Nessa linha argumentativa podemos marcar as reflexões de importantes analistas das relações internacionais. Em um artigo recente, Henry Kissinger apontou que “tanto para os Estados Unidos e China, assim como para o resto do mundo, a coevolução de Washington e Pequim é a experiência determinante do período atual”. Em consonância, o jornalista e o editor da Financial Times Martin Wolf destacou que a “rivalidade entre China e Estados Unidos moldará o século XXI”. Por último, Walter Russell Mead indicou que Estados Unidos decidiu começar uma “segunda Guerra Fria” ao colocar todos os seus esforços em conter a influência da China no plano global, sendo o aspecto comercial a primeira grande manifestação.
Em tal sentido, é possível observar uma bipolaridade emergente – com características particulares e diferentes a respeito do vigente durante a Guerra Fria –, com as duas potências mencionadas como centros de poder. Um dado insociável – e certamente explicativo da bipolaridade – é que ambos países são os únicos Estados na atualidade do sistema internacional com capacidade de sustentar e propagar projetos estratégicos de alcance global. No jargão dos internacionalistas, ambos países são os únicos capazes de prover “bens públicos” em escala planetária. Washington e Pequim não somente tem vontade política, senão que, ademais, contam com os instrumentos necessários para fazê-lo, em tanto dispõem de bancos multilaterais e estruturas de financiamento, agências governamentais de cooperação e empresas transnacionais múltiplas e diversificadas, entre outros atributos de poder. Em síntese, hoje o mundo parece circunscrito ao debate entre o atlantismo e a nova Rota da Seda.
A partir desse enfoque analítica, em um artigo recentemente publicado na revista Foreign Affairs Latinoamérica apontamos os aspectos centrais dessa nova bipolaridade, ao tempo que refletimos sobre a dinâmica e as implicações que poderiam derivar-se dela dependendo de como se estruture o vínculo bilateral entre China e EUA, que poderia oscilar e tornar-se uma “bipolaridade flexível” ou uma “bipolaridade rígida”. Esse último cenário é o que identificamos como o mais problemático e desfavorável para os países da América Latina, postura que pode se justificar por duas razões: 1) em um contextos de tais características, aumentariam os níveis de aversão ao risco e o mundo se tornaria mais restritivos, com uma consequente contração nos fluxos comerciais e de capital (tanto financeiros como de investimento estrangeiro direto), precisamente o contrário do que necessitam a maioria dos países da região; e 2) quanto maior a rigidez adquirir a bipolaridade, menor será a possibilidade de construir agendas positivas com ambas potências ao mesmo tempo.

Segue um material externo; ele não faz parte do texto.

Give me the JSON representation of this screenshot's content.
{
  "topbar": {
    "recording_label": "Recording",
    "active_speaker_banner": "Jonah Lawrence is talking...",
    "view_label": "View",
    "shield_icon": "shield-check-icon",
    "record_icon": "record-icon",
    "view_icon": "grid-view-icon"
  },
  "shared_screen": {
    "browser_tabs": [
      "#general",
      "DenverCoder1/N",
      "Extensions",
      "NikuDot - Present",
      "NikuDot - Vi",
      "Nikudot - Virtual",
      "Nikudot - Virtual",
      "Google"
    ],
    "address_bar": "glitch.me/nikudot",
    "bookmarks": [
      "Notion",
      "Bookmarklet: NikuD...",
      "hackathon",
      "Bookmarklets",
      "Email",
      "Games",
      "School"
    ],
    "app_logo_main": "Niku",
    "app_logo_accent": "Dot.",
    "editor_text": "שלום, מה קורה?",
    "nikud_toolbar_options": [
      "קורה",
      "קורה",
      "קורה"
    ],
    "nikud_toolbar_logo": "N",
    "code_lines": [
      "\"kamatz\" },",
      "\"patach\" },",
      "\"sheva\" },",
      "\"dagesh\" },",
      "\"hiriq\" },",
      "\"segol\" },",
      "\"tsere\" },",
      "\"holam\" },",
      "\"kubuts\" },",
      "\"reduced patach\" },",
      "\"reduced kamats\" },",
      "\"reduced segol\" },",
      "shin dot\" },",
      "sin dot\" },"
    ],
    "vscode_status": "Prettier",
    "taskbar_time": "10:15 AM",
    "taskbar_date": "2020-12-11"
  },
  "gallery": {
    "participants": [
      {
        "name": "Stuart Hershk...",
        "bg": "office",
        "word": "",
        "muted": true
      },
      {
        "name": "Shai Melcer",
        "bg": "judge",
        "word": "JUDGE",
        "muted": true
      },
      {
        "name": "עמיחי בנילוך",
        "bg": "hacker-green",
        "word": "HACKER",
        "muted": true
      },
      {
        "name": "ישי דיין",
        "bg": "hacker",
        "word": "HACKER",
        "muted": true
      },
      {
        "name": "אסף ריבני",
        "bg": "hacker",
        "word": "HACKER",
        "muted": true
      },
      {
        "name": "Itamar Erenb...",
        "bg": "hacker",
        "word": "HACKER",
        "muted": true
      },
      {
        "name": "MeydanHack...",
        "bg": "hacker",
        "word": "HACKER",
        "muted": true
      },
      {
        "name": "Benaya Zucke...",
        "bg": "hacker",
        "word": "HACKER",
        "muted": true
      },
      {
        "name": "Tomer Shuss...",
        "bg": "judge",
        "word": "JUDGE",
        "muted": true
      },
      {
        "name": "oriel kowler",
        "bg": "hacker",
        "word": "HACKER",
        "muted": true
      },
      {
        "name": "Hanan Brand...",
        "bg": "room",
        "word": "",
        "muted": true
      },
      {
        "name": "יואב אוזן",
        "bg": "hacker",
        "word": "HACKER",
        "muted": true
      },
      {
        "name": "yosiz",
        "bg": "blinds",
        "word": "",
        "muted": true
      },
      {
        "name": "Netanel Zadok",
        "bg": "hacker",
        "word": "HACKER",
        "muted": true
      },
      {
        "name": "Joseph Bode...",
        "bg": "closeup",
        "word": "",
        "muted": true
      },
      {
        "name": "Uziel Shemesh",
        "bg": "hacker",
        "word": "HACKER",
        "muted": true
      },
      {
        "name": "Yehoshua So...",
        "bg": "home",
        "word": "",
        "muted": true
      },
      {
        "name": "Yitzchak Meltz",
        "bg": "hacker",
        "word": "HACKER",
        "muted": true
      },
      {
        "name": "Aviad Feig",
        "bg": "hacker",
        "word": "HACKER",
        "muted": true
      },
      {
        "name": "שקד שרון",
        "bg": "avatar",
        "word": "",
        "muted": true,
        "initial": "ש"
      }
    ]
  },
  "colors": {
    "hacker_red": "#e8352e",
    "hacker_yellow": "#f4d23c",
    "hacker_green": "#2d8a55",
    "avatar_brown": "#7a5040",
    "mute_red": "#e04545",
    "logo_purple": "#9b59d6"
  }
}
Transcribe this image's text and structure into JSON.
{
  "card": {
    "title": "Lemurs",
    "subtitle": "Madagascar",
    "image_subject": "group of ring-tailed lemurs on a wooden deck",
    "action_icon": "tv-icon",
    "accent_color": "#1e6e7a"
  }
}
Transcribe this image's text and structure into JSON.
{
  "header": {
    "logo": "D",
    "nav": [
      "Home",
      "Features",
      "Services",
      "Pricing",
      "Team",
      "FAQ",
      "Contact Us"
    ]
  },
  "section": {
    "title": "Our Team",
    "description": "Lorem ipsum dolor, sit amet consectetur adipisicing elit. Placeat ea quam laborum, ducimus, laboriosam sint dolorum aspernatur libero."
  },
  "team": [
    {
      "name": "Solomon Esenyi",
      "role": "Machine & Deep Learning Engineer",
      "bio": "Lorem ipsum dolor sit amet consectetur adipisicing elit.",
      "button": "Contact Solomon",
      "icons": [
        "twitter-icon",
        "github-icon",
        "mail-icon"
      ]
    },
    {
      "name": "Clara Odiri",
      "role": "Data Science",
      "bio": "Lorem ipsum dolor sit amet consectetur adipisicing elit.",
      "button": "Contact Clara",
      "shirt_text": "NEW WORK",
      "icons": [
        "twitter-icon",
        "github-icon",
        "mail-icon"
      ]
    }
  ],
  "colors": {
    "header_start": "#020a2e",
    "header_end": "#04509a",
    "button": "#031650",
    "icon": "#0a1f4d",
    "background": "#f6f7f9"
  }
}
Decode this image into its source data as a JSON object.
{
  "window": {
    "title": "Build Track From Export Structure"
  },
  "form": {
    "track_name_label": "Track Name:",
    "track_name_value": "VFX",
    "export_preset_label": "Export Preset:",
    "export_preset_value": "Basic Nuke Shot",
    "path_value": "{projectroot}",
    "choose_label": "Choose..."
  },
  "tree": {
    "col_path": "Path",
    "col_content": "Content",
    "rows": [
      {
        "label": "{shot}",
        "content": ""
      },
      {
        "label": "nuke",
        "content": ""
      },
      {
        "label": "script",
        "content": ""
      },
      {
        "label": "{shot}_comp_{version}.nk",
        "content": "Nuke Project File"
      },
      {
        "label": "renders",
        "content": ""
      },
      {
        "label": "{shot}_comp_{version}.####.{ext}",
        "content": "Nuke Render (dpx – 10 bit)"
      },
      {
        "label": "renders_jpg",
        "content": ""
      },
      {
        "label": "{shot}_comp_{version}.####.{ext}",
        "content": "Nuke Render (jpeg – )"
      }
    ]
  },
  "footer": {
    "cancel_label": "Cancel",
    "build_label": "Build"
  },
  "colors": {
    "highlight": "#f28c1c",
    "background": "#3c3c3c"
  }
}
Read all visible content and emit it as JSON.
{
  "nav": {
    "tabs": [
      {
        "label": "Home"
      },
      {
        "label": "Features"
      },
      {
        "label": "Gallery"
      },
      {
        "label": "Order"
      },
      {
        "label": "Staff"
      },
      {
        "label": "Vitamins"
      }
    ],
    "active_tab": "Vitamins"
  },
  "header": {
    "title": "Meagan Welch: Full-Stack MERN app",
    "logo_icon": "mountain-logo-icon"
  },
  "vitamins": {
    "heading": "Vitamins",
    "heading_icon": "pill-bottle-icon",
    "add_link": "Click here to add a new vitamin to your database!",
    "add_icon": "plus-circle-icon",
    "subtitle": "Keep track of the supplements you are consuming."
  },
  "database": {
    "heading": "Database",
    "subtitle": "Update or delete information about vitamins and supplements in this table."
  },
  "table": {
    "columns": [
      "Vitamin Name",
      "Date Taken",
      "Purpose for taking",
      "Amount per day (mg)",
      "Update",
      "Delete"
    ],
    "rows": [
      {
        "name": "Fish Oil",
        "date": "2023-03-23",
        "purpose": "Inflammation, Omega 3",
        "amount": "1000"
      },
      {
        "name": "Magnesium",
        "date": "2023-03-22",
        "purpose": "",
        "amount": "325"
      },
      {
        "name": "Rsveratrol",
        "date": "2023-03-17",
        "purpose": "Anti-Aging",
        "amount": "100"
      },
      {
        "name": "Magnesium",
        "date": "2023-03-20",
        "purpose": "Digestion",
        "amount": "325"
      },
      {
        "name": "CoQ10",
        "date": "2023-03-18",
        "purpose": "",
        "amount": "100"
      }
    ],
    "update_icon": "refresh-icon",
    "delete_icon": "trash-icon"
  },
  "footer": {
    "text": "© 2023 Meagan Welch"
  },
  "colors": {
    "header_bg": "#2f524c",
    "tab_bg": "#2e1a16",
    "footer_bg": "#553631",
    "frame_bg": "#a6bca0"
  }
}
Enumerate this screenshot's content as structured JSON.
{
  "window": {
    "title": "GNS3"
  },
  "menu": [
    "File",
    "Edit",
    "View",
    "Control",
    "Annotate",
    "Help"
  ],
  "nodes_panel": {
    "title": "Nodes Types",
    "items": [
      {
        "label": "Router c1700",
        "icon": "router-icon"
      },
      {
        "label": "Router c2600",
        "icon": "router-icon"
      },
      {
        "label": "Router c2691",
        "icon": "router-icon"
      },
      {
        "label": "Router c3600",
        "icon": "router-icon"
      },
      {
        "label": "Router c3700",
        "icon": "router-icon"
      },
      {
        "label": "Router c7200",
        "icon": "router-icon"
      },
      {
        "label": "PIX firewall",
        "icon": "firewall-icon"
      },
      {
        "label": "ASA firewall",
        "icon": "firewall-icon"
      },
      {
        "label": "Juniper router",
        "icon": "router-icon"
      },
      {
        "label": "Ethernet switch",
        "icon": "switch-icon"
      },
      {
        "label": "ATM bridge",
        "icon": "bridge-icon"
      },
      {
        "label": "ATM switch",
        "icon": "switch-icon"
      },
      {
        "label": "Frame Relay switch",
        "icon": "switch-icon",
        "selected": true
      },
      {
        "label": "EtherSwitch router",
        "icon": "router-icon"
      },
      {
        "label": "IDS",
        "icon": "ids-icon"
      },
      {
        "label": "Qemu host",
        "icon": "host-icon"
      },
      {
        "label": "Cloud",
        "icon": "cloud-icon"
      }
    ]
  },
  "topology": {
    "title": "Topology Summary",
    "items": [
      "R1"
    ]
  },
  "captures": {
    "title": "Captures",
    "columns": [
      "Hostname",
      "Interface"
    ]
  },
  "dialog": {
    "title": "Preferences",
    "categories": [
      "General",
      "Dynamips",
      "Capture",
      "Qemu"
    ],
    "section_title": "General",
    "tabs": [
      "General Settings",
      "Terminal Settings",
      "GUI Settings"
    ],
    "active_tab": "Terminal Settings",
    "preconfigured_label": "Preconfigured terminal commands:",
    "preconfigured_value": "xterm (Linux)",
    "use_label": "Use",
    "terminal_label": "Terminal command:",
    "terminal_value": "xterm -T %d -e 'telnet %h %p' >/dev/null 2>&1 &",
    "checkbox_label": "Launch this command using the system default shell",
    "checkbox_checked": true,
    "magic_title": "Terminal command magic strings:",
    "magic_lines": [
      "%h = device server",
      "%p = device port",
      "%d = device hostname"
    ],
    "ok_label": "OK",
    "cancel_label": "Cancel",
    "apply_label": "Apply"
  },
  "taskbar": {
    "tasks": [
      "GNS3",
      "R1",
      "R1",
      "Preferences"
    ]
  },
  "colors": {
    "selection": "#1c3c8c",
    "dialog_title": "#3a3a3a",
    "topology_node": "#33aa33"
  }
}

Desse modo, a conformação dessa nova bipolaridade não resulta indiferente para a América Latina e já começa a mostrar algumas vibrações. O discurso citado de Rex Tillerson na Universidade do Texas demonstra o mal-estar norte-americano pelo coquetel e bom-trato dos países da região à expansão da influência chinesa. O ex-secretário de Estado mostrou uma inusitada retórica, reconhecendo os Estados Unidos e a China como “poderes imperiais”, ainda que identificando ao país asiático como menos conveniente, em resposta ao grau de cooperação alcançado em fevereiro desse ano na cúpula entre a Comunidade dos Estados Latino-americanos e Caribenhos – CELAC e China, celebrada em Santiago, Chile.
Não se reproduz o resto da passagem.